Conservative reactions to the Yale incident, where the Yale administration sent out an email to the students to be culturally sensitive regarding their Halloween costumes and a faculty member who thought the Administration’s official email was a bit heavy handed and encouraged the students to express themselves and for others to just look away or ignore a costume they didn’t like, led to an eruption on campus where the faculty were harangued, apologies demanded, threats made, etc. Look it up, it’s a fascinating peek into the lives of some of our most privileged students.

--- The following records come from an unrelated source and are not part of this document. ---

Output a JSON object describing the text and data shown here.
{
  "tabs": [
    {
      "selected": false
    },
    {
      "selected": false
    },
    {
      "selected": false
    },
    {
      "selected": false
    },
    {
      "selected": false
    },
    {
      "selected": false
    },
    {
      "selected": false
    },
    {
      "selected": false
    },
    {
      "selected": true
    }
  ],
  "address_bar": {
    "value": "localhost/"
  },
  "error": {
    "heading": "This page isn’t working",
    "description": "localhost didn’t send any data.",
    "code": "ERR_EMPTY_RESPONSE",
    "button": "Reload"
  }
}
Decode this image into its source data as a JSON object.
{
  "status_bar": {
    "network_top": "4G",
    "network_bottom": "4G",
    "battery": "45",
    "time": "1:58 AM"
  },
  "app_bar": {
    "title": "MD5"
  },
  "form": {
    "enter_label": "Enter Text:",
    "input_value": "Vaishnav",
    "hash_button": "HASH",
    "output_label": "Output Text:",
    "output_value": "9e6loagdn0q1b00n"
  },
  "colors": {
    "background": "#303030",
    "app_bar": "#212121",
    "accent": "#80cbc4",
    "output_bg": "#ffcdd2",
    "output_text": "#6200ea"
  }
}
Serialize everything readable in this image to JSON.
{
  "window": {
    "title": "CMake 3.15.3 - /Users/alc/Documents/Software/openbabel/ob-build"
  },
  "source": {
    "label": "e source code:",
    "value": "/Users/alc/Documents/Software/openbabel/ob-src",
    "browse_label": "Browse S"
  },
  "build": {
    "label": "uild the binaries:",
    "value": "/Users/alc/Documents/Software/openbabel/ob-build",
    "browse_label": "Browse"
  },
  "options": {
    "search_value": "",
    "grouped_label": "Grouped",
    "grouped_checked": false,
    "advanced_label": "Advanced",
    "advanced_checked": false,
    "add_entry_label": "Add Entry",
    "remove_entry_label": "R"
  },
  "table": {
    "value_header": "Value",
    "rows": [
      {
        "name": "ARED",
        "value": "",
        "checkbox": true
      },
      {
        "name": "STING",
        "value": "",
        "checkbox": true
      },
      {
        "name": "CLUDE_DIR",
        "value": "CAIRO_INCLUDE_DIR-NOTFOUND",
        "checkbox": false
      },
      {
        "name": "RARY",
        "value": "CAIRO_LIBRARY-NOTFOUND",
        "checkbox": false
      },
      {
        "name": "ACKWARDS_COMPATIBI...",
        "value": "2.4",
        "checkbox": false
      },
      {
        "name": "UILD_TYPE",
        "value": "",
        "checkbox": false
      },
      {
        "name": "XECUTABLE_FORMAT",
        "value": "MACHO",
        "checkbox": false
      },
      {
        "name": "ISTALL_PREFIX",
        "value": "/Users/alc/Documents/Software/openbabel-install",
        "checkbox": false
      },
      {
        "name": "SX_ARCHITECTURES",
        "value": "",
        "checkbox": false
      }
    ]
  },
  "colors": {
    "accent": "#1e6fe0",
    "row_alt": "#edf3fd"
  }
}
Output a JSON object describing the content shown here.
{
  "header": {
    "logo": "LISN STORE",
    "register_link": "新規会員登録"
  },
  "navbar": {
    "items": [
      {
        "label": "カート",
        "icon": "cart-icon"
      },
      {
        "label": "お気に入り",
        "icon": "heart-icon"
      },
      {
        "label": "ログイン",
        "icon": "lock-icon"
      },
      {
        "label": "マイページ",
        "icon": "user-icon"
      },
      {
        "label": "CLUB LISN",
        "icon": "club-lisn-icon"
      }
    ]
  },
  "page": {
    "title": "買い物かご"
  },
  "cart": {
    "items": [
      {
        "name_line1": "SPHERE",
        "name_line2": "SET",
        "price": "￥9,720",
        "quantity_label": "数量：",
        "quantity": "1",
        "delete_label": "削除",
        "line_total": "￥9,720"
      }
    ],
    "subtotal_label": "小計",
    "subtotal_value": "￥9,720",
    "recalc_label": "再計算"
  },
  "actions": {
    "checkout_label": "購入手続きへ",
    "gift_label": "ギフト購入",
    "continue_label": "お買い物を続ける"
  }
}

Conservatives have jumped on this with their usual memes around such topics with the “pussification” of America, which is nothing more than a not-so-subtle complaint about women’s greater equality. One thing has changed on American college campuses, there are more women than men today and while there are still some areas that are still heavily male, they are dwindling.




Another conservative meme, one artfully crafted by that noted sociologist George Will (anyone who knows him will smile at me calling him a sociologist) blamed “higher ed progressivism” for the debacle at Yale. Really? So a year or two at Yale causes this? Never mind the 12-14 years of private school education among a select “people like us” atmosphere. Or that Yale students aren’t like “government” school university students who attend “public” (said with derision) universities where the grounds are public property and free speech must be respected. It’s not just a school policy as it is at Yale, but American Constitutional Law that protects it at a government school like ISU.


Liberals are having a hard time responding to these issues. They can’t seem to deal with the contradictions. It’s OK, use the contradictions to move the discussion along. Use data, evidence, and reason. Oh, and throw in “nuance.” That’s always a winner.